Your role models: My family; my parents, Jerome and Verneice; and my father-in-law, Seddik Belyamani, head of sales and marketing at Boeing during the ’90s and early 2000’s.  Growing up, my parents were a little strict and formal. They expected a lot out of me and my two sisters. I suppose I could tell you about the first C I brought home from Jr. High! The statute of limitations surely has passed. Let’s just say that I felt I had no need to study, seeing as I was going to be the next James Worthy. Given that I am slightly under 6 feet, my parents were correct: studying was probably a better option.

Another instrumental role-model is my father-in-law. He pushed me to be well-rounded and not solely focused on technology. Over dinners, we talk about anything: history, politics, technology, and Beethoven’s Fifth. He still does math problems on the backs of napkins with my kids.

Greatest game in history: Fifa 2009 on the Wii. The Wii allowed me to play without worrying about 15 buttons on the controller. The best team to play with? ’08 Man U! Rooney, Ronaldo, Tevez. Only nine years ago, yet it already feels like the good ol’ days.

Best gadget ever: The Walkman. Could you imagine taking an album to the gym on your arm?

First computer: My own? Gateway 2000. That box. Wasn’t it awesome?
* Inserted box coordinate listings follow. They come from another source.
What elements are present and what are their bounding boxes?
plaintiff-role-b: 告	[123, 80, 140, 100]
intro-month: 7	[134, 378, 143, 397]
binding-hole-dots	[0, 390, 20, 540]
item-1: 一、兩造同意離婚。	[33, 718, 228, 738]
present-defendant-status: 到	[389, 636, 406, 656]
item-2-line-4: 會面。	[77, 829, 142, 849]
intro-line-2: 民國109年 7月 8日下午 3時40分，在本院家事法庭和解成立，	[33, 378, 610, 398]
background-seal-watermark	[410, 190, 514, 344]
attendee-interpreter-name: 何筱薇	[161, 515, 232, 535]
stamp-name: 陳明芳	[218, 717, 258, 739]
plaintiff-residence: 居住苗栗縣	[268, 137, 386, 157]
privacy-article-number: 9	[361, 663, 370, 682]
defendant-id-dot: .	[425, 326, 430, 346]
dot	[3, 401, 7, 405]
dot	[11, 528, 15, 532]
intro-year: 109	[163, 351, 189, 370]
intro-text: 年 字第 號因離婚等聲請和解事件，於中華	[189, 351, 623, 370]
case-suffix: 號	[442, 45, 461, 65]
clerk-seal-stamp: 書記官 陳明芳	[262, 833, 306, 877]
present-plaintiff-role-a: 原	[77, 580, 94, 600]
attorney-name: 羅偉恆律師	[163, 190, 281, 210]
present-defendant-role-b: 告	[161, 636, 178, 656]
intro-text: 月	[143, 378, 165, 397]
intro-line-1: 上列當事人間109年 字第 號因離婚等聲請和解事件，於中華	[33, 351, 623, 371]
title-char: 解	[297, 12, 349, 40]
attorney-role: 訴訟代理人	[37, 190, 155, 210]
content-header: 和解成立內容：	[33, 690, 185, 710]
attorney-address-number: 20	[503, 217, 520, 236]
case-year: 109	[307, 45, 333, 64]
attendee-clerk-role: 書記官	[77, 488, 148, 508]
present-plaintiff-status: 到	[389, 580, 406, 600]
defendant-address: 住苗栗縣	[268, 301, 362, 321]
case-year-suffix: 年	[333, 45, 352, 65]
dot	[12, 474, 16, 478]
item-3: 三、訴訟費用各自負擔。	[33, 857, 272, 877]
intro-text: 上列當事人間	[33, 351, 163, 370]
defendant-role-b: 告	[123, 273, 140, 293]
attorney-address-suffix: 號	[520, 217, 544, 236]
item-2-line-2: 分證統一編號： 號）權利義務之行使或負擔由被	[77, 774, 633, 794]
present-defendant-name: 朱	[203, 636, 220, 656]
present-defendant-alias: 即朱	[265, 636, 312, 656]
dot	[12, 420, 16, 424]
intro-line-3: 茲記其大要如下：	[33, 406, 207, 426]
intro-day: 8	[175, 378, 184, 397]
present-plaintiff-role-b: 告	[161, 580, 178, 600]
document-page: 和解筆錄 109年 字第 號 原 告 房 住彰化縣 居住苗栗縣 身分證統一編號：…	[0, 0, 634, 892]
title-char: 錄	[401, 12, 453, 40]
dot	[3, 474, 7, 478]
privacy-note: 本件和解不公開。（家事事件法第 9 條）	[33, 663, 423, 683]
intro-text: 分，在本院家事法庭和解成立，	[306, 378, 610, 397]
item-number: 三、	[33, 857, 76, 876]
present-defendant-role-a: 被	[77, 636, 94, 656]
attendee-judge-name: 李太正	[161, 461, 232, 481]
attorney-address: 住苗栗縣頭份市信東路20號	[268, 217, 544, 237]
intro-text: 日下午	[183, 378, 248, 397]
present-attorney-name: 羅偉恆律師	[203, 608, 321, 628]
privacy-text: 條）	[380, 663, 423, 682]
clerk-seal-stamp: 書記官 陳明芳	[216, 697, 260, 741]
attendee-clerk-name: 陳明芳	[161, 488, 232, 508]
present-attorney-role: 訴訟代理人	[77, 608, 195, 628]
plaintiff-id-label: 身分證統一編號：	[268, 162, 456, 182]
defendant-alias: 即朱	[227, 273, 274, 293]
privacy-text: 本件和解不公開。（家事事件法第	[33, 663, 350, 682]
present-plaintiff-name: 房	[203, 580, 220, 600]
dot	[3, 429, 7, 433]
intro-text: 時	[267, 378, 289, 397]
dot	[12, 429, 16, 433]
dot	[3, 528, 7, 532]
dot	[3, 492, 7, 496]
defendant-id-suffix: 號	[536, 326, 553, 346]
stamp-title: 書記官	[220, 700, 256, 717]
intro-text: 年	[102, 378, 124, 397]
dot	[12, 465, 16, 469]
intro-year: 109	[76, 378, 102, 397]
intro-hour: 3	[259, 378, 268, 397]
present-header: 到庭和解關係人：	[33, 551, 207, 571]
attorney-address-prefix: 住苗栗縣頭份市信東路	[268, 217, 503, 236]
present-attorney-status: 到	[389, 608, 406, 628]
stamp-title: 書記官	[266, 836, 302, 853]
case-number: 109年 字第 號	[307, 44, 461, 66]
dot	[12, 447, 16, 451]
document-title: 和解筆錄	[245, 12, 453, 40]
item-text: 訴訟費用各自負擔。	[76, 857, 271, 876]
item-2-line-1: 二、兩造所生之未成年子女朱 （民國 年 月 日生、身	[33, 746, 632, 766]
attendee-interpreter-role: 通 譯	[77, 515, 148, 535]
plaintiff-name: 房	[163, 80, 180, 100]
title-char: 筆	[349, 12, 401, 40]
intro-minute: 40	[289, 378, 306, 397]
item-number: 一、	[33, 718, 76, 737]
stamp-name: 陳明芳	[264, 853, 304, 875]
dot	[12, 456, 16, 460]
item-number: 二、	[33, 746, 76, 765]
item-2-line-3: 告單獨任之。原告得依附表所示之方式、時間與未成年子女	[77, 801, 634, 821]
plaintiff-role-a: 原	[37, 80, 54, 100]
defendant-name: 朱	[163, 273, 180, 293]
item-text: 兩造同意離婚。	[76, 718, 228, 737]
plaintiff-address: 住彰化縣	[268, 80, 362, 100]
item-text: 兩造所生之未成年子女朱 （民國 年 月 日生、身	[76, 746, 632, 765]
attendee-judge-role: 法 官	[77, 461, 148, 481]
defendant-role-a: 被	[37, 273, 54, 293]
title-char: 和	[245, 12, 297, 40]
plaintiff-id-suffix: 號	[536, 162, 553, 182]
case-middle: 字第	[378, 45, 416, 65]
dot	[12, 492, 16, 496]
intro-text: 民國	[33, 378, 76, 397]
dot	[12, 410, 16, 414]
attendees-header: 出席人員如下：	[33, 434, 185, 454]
Current phone: iPhone X. I finally gave up my iPhone 6. All my 10-year-old wanted for Christmas was an iPhone X. “Everyone has one,” he said. So I took advantage of Verizon’s “Buy one, get one for $1” over the holidays. If you know me, you know I love my coupons.

Favorite app: Robinhood. When I was young, my father came upstairs and told me he was instructed by my mother to give me the birds and the bees talk. So he did! He told me, “Always pay yourself first. Max your 401(k) and Dollar Cost Average to minimize risk.” Then he proceeded to hand over my Computershare letter thanking me for joining. At the time, it had two high-profile stocks! K-Mart and Sears. Perhaps my dad wasn’t the best at picking stocks, but he was really good at giving advice. I have taken his version of the birds and the bees to heart. The modern day version of Computershare is Robinhood. Such a great app!

Favorite cause: My wife sent me to drop off a donation at Mary’s Place. I will never forget the day. I didn’t know anything about Mary’s Place. My plan was to drop the bags and leave. I parked illegally in front of their old building in Belltown. I walked in and they needed help with building storage. I sent an email to Rand Fishkin (my boss at the time) to let him know I would be late for work. I spent the next three hours building storage, learning about Mary’s Place, and seeing women and their kids getting compassionate help. Luckily, my car wasn’t ticketed or towed by the city. Ever since, we have donated to Mary’s Place. Amazon Smile makes it easy to donate. Make sure that you add them and donate.

Most important technology of 2019: The Paywall. It will make a comeback. Not only will we be able to pay for applications and services like Facebook, but Facebook and others will pay you for your data.

Most important technology of 2021: Something like Google will be created where you can go to learn about Google.

Final words of advice for your fellow geeks: Always forward. Never straight.